In 2008, he was awarded the CAP-COMP Peter Kirkby Memorial Medal for Outstanding Service to Canadian Physics, "for his exemplary communication of science to the public, for his dedication to the promotion of science through the media, and for his advocacy for science in Canada." The same year, he also received the Award for Distinguished Science Journalism in the Atmospheric and Related Sciences from the American Meteorological Society, "[f]or a four-part series on Arctic atmospheric research that captures the complexity of the science and takes the reader on a descriptive journey to one of the remotest parts of the globe."
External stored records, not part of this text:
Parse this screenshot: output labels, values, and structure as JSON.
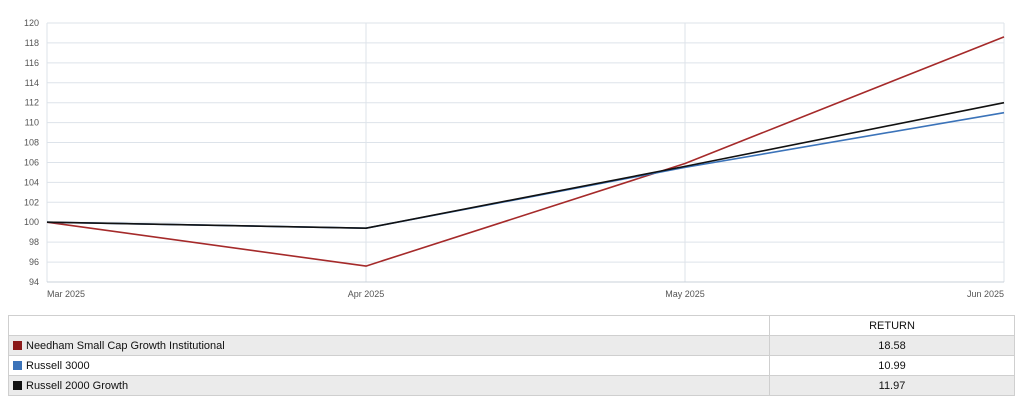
{
  "chart_data": {
    "type": "line",
    "x": [
      "Mar 2025",
      "Apr 2025",
      "May 2025",
      "Jun 2025"
    ],
    "y_ticks": [
      94,
      96,
      98,
      100,
      102,
      104,
      106,
      108,
      110,
      112,
      114,
      116,
      118,
      120
    ],
    "ylim": [
      94,
      120
    ],
    "grid": true,
    "series": [
      {
        "name": "Needham Small Cap Growth Institutional",
        "color": "#a52a2a",
        "values": [
          100,
          95.6,
          105.9,
          118.6
        ]
      },
      {
        "name": "Russell 3000",
        "color": "#3b73b9",
        "values": [
          100,
          99.4,
          105.5,
          111.0
        ]
      },
      {
        "name": "Russell 2000 Growth",
        "color": "#111111",
        "values": [
          100,
          99.4,
          105.6,
          112.0
        ]
      }
    ]
  },
  "table": {
    "header": "RETURN",
    "rows": [
      {
        "name": "Needham Small Cap Growth Institutional",
        "color": "#8b1a1a",
        "return": "18.58"
      },
      {
        "name": "Russell 3000",
        "color": "#3b73b9",
        "return": "10.99"
      },
      {
        "name": "Russell 2000 Growth",
        "color": "#111111",
        "return": "11.97"
      }
    ]
  }
}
In 2012, he received the Queen Elizabeth II Diamond Jubilee Medal.

In 2014, he was named as a Member of the Order of Canada, before being invested in 2016, "[f]or his achievements as a science journalist and for his contributions to the cause of literacy."

He was inducted into the McMaster Alumni Gallery in 1982 and received an honorary Doctor of Science degree from the university in 2015.